Old customs require that laba porridge be presented first to Gods and ancestors for sacrificial purposes before it is shared with friends and relatives (who must receive it before midday). Finally it is the family’s turn to eat.
This custom is often ignored and is now virtually non-existent in some big cities. It was believed that any leftover laba porridge was a good omen, as it suggested an annual surplus, and that giving away laba porridge to the poor was considered as a positive step in gaining good karma for the next world.
Eight-Treasure Pudding is a popular dessert to enjoy during the Spring Festival, and is usually made of sticky rice, red bean paste, sugar, and oil.

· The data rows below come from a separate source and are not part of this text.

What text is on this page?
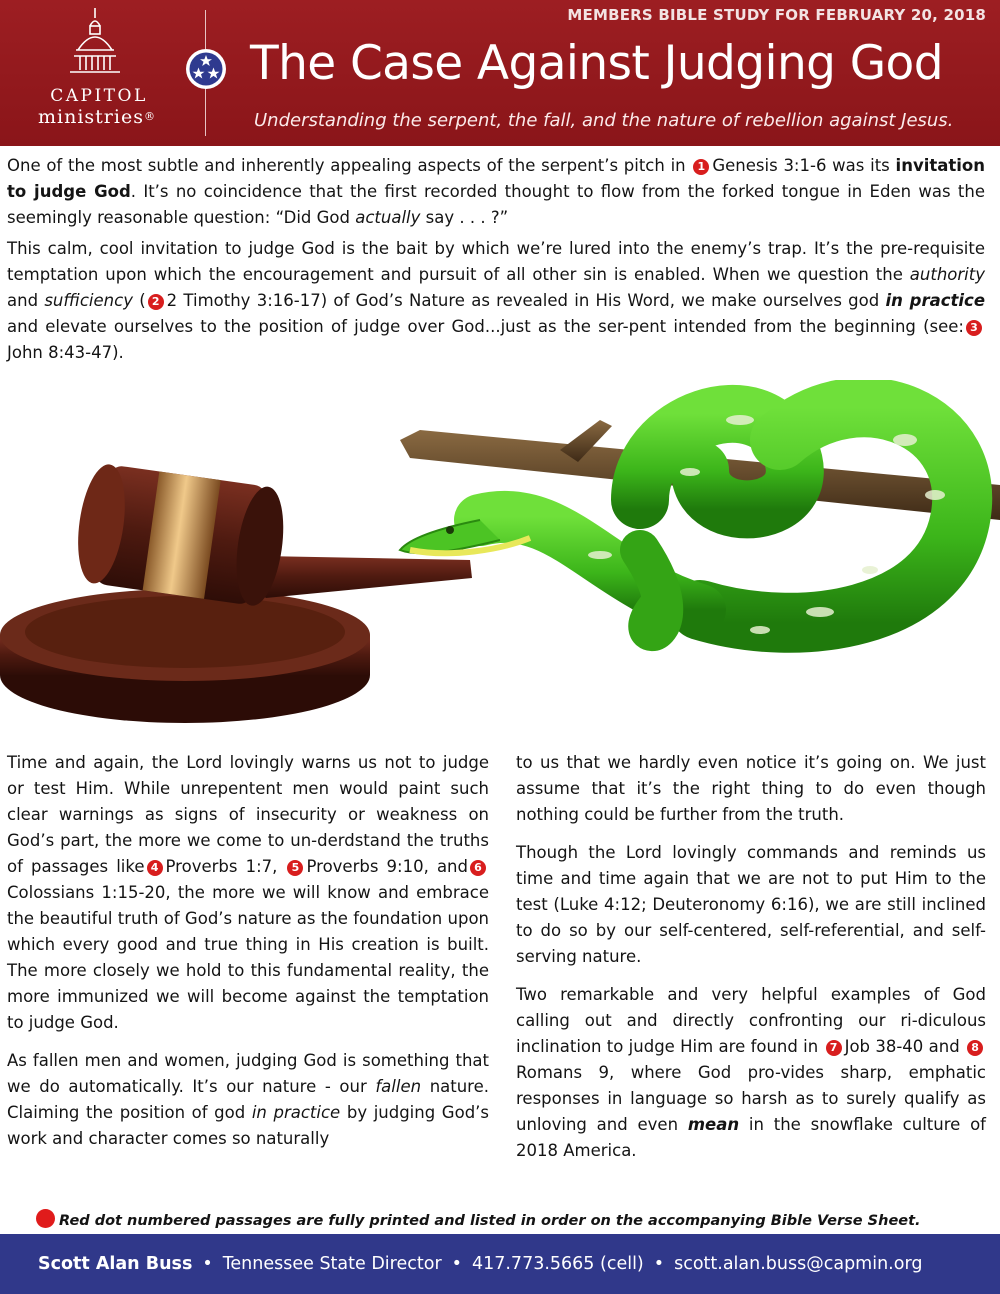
MEMBERS BIBLE STUDY FOR FEBRUARY 20, 2018
CAPITOL
ministries®
The Case Against Judging God
Understanding the serpent, the fall, and the nature of rebellion against Jesus.

One of the most subtle and inherently appealing aspects of the serpent’s pitch in 1 Genesis 3:1-6 was its invitation to judge God. It’s no coincidence that the first recorded thought to flow from the forked tongue in Eden was the seemingly reasonable question: “Did God actually say . . . ?”

This calm, cool invitation to judge God is the bait by which we’re lured into the enemy’s trap. It’s the pre-requisite temptation upon which the encouragement and pursuit of all other sin is enabled. When we question the authority and sufficiency ( 2 2 Timothy 3:16-17) of God’s Nature as revealed in His Word, we make ourselves god in practice and elevate ourselves to the position of judge over God...just as the ser-pent intended from the beginning (see: 3John 8:43-47).

Time and again, the Lord lovingly warns us not to judge or test Him. While unrepentent men would paint such clear warnings as signs of insecurity or weakness on God’s part, the more we come to un-derdstand the truths of passages like 4 Proverbs 1:7, 5 Proverbs 9:10, and 6Colossians 1:15-20, the more we will know and embrace the beautiful truth of God’s nature as the foundation upon which every good and true thing in His creation is built. The more closely we hold to this fundamental reality, the more immunized we will become against the temptation to judge God.

As fallen men and women, judging God is something that we do automatically. It’s our nature - our fallen nature. Claiming the position of god in practice by judging God’s work and character comes so naturally

to us that we hardly even notice it’s going on. We just assume that it’s the right thing to do even though nothing could be further from the truth.

Though the Lord lovingly commands and reminds us time and time again that we are not to put Him to the test (Luke 4:12; Deuteronomy 6:16), we are still inclined to do so by our self-centered, self-referential, and self-serving nature.

Two remarkable and very helpful examples of God calling out and directly confronting our ri-diculous inclination to judge Him are found in 7 Job 38-40 and 8Romans 9, where God pro-vides sharp, emphatic responses in language so harsh as to surely qualify as unloving and even mean in the snowflake culture of 2018 America.

Red dot numbered passages are fully printed and listed in order on the accompanying Bible Verse Sheet.
Scott Alan Buss • Tennessee State Director • 417.773.5665 (cell) • scott.alan.buss@capmin.org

The actual recipe can be custom-made, and it does not necessarily require eight ingredients as the name claims.
Shanghai Eight-Treasure Pudding, for instance, is made of longan meat, gingko, raisins, pine nuts, and melon seed meat; while its Chongqin counterpart includes lotus seeds, lily root, red dates, yiren (seed of Job’s tears), dried tangerines, gourd slices, and honeyed cherries.
Eight-Treasure Pudding is relatively easy to make. First rinse the sticky rice and soak it in water for 4-5 hours. Then strain the rice, spread it over the steamer covered with wet cloth, and steam it full blast uncovered until the rice turns the colour of jade.
After that, sprinkle on cold water to moisten the rice, and continue to steam it with the cover on for about five minutes until steam escapes from under the cover. Scoop the cooked sticky rice into a container and mix it evenly with sugar and lard, the amount of which depends on individual preferences.
Grease the sides of a big bowl and spread into the bowl the prepared ingredients, then add a layer of well mixed sticky rice, followed by a layer of red bean paste, and finally more rice until the bowl is full.
Place the finished product in the steamer for one more hour until the rice grains are fully expanded. Wait until the rice softens before turning the bowl upside down to empty the contents onto a plate, and then enjoy.
Eight-Treasure Pudding is colourful, sweet and delicious. However, remember not to eat too much Eight-Treasure Pudding as it can be hard to digest!